La Féministe et l'Amoureuse

Il y a quelques temps de cela, j’étais dans une n-ième prise de tête sur ma relation hétéro.

Et j’en parlais avec une amie, qui m’a dit :

J’ai l’impression que tu vis un conflit interne, t’arriverais à savoir quelles sont ces deux parties de toi qui sont en désaccord ?

Ça m’a demandé un peu de temps, mais j’ai identifié qu’il y avait en moi deux personnages qui se tiraient la bourre.

L’une, qu’on appellera l’Amoureuse, c’est la partie de moi qui est totalement in love, qui kiffe l’amoureux, qui a une patience inébranlable, et une capacité à aimer inconditionnellement. Genre c’est vraiment une énergie douce et tenace à la fois, c’est celle qui persévère dans le lien, envers et contre tout. Elle peut écrire des milliers de lettres d’amour, dire «je t’aime» toutes les minutes, comprendre sans limites les besoins de l’autre et les accepter. C’est un peu Jésus-Christ version relation Amoureuse tu vois ?

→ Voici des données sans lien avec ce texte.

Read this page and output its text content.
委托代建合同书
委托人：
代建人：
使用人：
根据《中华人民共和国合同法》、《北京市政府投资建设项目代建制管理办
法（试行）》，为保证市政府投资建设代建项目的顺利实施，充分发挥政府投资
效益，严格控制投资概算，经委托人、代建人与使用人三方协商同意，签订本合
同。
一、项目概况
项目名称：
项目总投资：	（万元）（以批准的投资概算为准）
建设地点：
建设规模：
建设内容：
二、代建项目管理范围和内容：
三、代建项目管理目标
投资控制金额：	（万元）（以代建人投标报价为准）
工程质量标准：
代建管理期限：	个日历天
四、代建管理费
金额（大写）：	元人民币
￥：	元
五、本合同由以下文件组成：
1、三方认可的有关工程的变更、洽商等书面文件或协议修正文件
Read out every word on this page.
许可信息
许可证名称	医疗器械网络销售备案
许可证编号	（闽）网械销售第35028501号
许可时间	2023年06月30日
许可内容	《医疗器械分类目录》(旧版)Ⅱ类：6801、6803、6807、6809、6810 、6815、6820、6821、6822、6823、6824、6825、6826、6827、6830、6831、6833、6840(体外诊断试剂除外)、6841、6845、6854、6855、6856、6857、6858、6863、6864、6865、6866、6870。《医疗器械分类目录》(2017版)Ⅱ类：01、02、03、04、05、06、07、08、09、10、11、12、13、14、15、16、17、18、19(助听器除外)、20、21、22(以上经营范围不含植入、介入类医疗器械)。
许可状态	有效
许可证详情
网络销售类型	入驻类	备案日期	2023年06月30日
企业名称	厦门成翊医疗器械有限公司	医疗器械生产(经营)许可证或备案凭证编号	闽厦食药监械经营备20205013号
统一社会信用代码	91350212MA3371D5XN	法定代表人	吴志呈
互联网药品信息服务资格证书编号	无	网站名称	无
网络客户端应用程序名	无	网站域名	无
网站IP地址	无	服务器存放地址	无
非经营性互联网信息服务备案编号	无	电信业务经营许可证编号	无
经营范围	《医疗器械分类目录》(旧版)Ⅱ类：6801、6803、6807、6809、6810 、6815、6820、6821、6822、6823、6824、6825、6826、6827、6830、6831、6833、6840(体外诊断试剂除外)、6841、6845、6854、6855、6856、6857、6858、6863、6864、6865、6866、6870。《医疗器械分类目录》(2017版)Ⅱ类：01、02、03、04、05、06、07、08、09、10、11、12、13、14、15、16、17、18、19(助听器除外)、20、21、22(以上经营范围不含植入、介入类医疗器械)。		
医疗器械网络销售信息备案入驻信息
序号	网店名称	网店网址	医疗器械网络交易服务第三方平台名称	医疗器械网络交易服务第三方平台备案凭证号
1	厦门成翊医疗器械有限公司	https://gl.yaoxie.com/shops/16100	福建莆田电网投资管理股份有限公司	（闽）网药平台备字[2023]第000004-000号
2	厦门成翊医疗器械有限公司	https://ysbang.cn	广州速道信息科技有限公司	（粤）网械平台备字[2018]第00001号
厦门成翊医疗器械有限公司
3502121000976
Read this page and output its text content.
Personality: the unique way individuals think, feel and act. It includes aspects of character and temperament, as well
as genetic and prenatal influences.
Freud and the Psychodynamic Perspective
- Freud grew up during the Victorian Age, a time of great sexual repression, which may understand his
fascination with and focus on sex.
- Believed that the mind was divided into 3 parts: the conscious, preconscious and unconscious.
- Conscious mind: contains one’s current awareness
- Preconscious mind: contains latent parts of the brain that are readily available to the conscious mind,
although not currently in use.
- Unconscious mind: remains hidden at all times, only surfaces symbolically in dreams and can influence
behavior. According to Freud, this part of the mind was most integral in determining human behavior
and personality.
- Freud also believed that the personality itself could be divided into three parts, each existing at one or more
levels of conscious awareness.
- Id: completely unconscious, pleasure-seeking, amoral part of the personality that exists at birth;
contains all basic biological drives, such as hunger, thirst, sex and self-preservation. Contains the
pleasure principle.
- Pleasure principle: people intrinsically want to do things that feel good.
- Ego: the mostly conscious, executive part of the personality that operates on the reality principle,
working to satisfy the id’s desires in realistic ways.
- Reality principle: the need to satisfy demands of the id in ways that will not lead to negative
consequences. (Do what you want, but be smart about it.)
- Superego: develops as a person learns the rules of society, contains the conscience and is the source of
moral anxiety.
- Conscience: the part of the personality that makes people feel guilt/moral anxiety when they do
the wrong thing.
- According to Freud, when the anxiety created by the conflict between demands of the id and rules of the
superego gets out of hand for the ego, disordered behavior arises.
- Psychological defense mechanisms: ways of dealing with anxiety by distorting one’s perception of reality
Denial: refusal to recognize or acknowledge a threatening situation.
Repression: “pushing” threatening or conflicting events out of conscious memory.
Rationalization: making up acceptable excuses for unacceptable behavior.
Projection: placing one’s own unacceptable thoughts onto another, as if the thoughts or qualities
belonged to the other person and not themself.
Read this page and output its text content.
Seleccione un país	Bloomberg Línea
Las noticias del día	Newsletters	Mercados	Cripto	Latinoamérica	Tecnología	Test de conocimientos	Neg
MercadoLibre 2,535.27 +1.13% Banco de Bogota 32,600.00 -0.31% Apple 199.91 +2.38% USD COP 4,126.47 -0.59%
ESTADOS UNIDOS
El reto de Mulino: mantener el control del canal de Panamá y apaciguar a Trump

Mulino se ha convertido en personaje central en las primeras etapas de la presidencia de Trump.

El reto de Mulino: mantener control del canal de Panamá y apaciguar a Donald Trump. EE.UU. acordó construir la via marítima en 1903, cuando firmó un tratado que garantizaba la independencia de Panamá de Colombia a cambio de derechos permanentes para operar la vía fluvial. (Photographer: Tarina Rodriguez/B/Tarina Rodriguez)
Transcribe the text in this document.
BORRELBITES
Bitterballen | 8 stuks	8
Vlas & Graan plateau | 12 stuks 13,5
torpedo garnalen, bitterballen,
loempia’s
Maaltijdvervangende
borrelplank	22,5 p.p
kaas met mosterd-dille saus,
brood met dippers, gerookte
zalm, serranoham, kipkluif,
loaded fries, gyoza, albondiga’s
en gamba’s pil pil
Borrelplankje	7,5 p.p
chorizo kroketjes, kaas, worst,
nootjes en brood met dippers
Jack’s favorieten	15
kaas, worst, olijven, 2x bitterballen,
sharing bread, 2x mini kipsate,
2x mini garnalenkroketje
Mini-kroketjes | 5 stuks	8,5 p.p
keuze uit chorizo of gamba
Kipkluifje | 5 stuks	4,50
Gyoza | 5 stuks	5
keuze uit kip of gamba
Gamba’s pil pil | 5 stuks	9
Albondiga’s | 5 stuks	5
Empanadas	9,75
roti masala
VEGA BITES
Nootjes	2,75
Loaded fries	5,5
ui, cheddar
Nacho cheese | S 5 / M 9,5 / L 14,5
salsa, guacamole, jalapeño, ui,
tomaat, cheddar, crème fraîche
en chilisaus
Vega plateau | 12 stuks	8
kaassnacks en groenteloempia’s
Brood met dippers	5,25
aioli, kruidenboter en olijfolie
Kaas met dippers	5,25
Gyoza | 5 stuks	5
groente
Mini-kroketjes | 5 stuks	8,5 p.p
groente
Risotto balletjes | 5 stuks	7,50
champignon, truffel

L’autre, qu’on appellera la Féministe, c’est la partie de moi qui sait ce qu’elle vaut et ce qu’elle veut, qui est combative, capable de poser ses limites de façon claire et nette, qui se met en colère. Qui est capable de voir que le mec en face fait des trucs de mec chiants. Elle m’évite d’avoir des relations avec des mecs toxiques, c’est elle qui prend la décision de rompre en général. Bref, elle est forte, badass, méfiante et vénère.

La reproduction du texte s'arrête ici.